As you said you could simplify greatly the problem by classifying Course Material and Not Course Material. For that I will look towards BoW because some words are more present than others in papers or course material (everything remotely technical). The number of words as well as the overall size of the file seem like sensible things to extract. The structure is often also particular : it might be a good idea to extract such things : "number of lines with less than x words", "number of lines per page", "number of pictures" (if that's something you can extract from the file), ...
For pictures the major thing to check would be if this a scan of something (often they will scan and print course related things I guess), for that the format of the image is already a good indication but I don't see other things that would be particularly "course related".
So for me, if you can't really define precisely one of your two classes don't go with classification or reduce the problem to something you can really define (course related things).
If you are able to compile a "black list" of documents students are not allowed to print, you can then implement a several layers rejection mechanism.
I would suggest these 3 levels:
compare the md5 of the file they want to print with a database of all the md5 of the black-listed documents.
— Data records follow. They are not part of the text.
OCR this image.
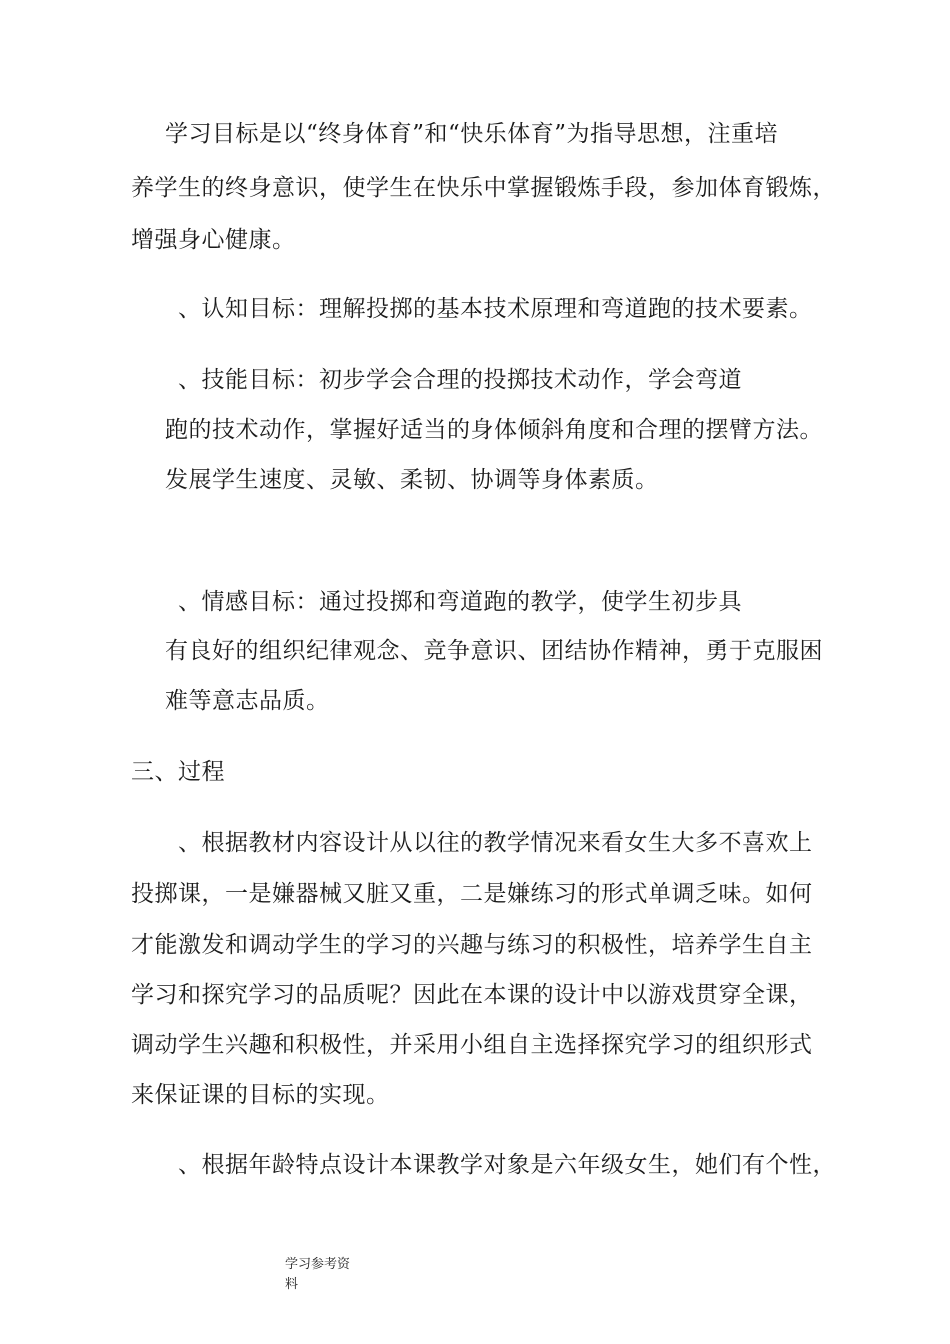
学习目标是以“终身体育”和“快乐体育”为指导思想，注重培
养学生的终身意识，使学生在快乐中掌握锻炼手段，参加体育锻炼，
增强身心健康。
、认知目标：理解投掷的基本技术原理和弯道跑的技术要素。
、技能目标：初步学会合理的投掷技术动作，学会弯道
跑的技术动作，掌握好适当的身体倾斜角度和合理的摆臂方法。
发展学生速度、灵敏、柔韧、协调等身体素质。
、情感目标：通过投掷和弯道跑的教学，使学生初步具
有良好的组织纪律观念、竞争意识、团结协作精神，勇于克服困
难等意志品质。
三、过程
、根据教材内容设计从以往的教学情况来看女生大多不喜欢上
投掷课，一是嫌器械又脏又重，二是嫌练习的形式单调乏味。如何
才能激发和调动学生的学习的兴趣与练习的积极性，培养学生自主
学习和探究学习的品质呢？因此在本课的设计中以游戏贯穿全课，
调动学生兴趣和积极性，并采用小组自主选择探究学习的组织形式
来保证课的目标的实现。
、根据年龄特点设计本课教学对象是六年级女生，她们有个性，
学习参考资
料
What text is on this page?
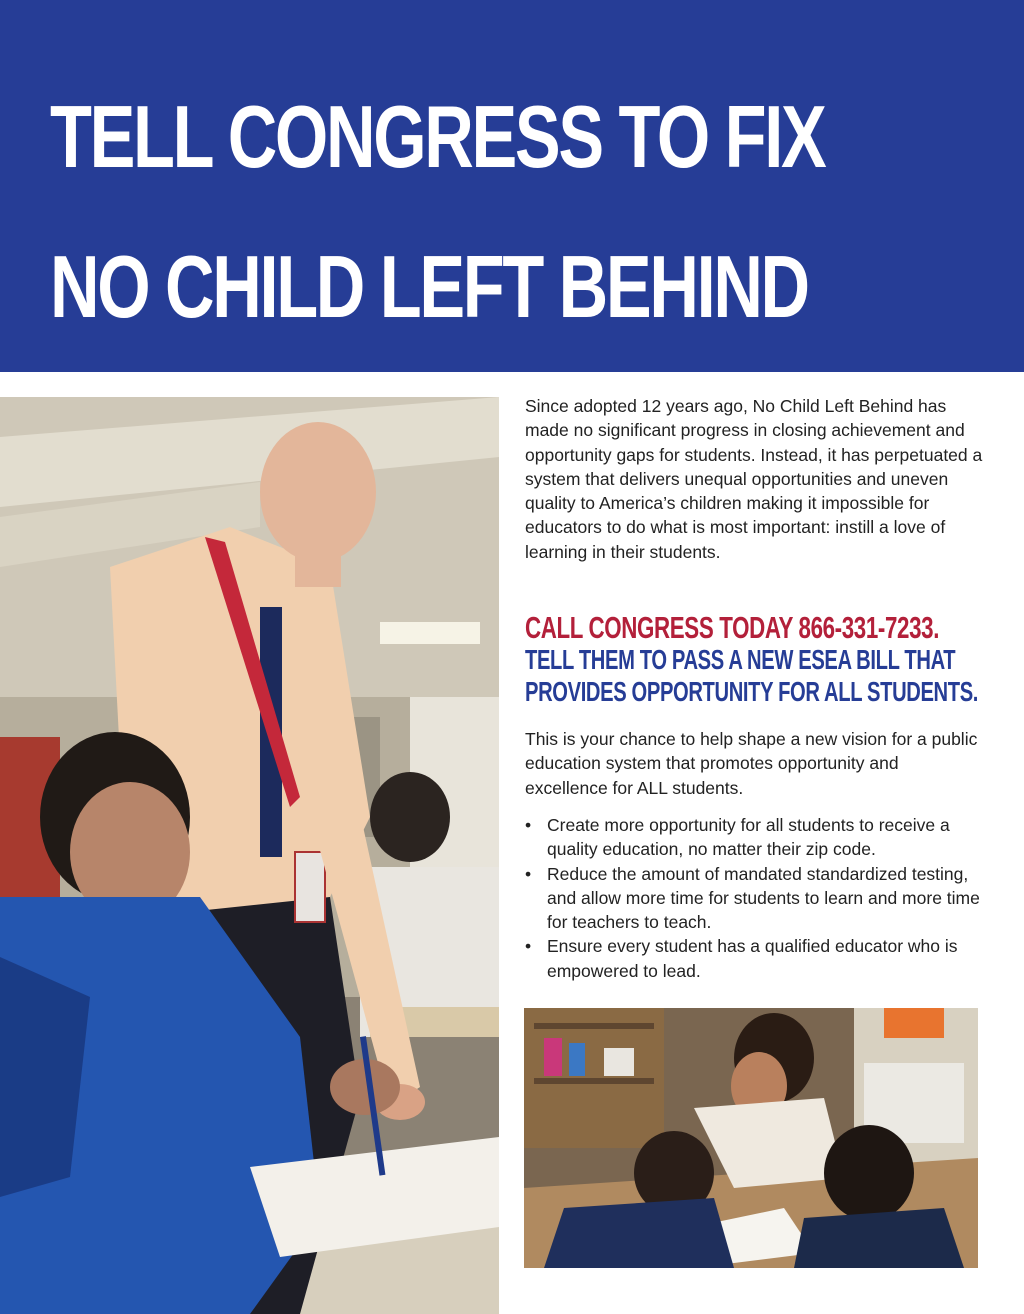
TELL CONGRESS TO FIX
NO CHILD LEFT BEHIND

Since adopted 12 years ago, No Child Left Behind has made no significant progress in closing achievement and opportunity gaps for students. Instead, it has perpetuated a system that delivers unequal opportunities and uneven quality to America’s children making it impossible for educators to do what is most important: instill a love of learning in their students.

CALL CONGRESS TODAY 866-331-7233.
TELL THEM TO PASS A NEW ESEA BILL THAT
PROVIDES OPPORTUNITY FOR ALL STUDENTS.

This is your chance to help shape a new vision for a public education system that promotes opportunity and excellence for ALL students.

• Create more opportunity for all students to receive a quality education, no matter their zip code.
• Reduce the amount of mandated standardized testing, and allow more time for students to learn and more time for teachers to teach.
• Ensure every student has a qualified educator who is empowered to lead.
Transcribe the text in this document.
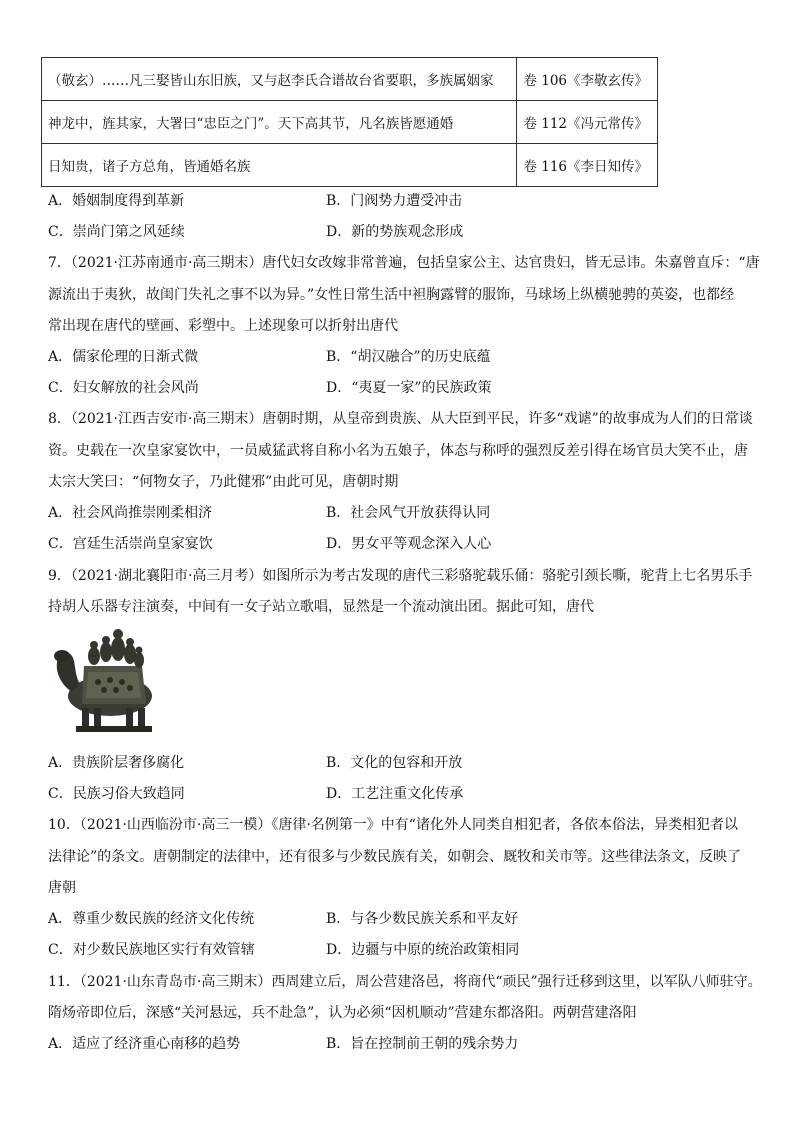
（敬玄）……凡三娶皆山东旧族，又与赵李氏合谱故台省要职，多族属姻家	卷 106《李敬玄传》
神龙中，旌其家，大署曰“忠臣之门”。天下高其节，凡名族皆愿通婚	卷 112《冯元常传》
日知贵，诸子方总角，皆通婚名族	卷 116《李日知传》
A．婚姻制度得到革新	B．门阀势力遭受冲击
C．崇尚门第之风延续	D．新的势族观念形成
7．（2021·江苏南通市·高三期末）唐代妇女改嫁非常普遍，包括皇家公主、达官贵妇，皆无忌讳。朱嘉曾直斥：“唐
源流出于夷狄，故闺门失礼之事不以为异。”女性日常生活中袒胸露臂的服饰，马球场上纵横驰骋的英姿，也都经
常出现在唐代的壁画、彩塑中。上述现象可以折射出唐代
A．儒家伦理的日渐式微	B．“胡汉融合”的历史底蕴
C．妇女解放的社会风尚	D．“夷夏一家”的民族政策
8．（2021·江西吉安市·高三期末）唐朝时期，从皇帝到贵族、从大臣到平民，许多“戏谑”的故事成为人们的日常谈
资。史载在一次皇家宴饮中，一员威猛武将自称小名为五娘子，体态与称呼的强烈反差引得在场官员大笑不止，唐
太宗大笑曰：“何物女子，乃此健邪”由此可见，唐朝时期
A．社会风尚推崇刚柔相济	B．社会风气开放获得认同
C．宫廷生活崇尚皇家宴饮	D．男女平等观念深入人心
9．（2021·湖北襄阳市·高三月考）如图所示为考古发现的唐代三彩骆驼载乐俑：骆驼引颈长嘶，驼背上七名男乐手
持胡人乐器专注演奏，中间有一女子站立歌唱，显然是一个流动演出团。据此可知，唐代
A．贵族阶层奢侈腐化	B．文化的包容和开放
C．民族习俗大致趋同	D．工艺注重文化传承
10．（2021·山西临汾市·高三一模）《唐律·名例第一》中有“诸化外人同类自相犯者，各依本俗法，异类相犯者以
法律论”的条文。唐朝制定的法律中，还有很多与少数民族有关，如朝会、厩牧和关市等。这些律法条文，反映了
唐朝
A．尊重少数民族的经济文化传统	B．与各少数民族关系和平友好
C．对少数民族地区实行有效管辖	D．边疆与中原的统治政策相同
11．（2021·山东青岛市·高三期末）西周建立后，周公营建洛邑，将商代“顽民”强行迁移到这里，以军队八师驻守。
隋炀帝即位后，深感“关河悬远，兵不赴急”，认为必须“因机顺动”营建东都洛阳。两朝营建洛阳
A．适应了经济重心南移的趋势	B．旨在控制前王朝的残余势力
if the 1) is passed, compare repeat 1) but at a page level, rather than at document level (perhaps they want to print just few pages rather than the entire document).
if 2) is passed you can compare the page they want to print with the pages of the black-listed documents document using an image similarity method, like SSIM. if you get a high score between the page they want print and one of the black-listed items do not print, and update your md5 database accordingly.
if 3) is passed: print!
A few words about SSIM: this method is quite robust to noise, so even a smart student who added some sort of niose to the image will be caught
However:
you have to find a proper way to extract a region of interest (ROI) from the page and the db of documents (if the two ROIs are in two different area of the page, SSIM will be negative)
SSIM might be slow! definitely a C implementation is needed here.
I think SSIM is not rotational invariant, hence the check will fail if they print the page upside down (unless you have a smart way to rotate the page).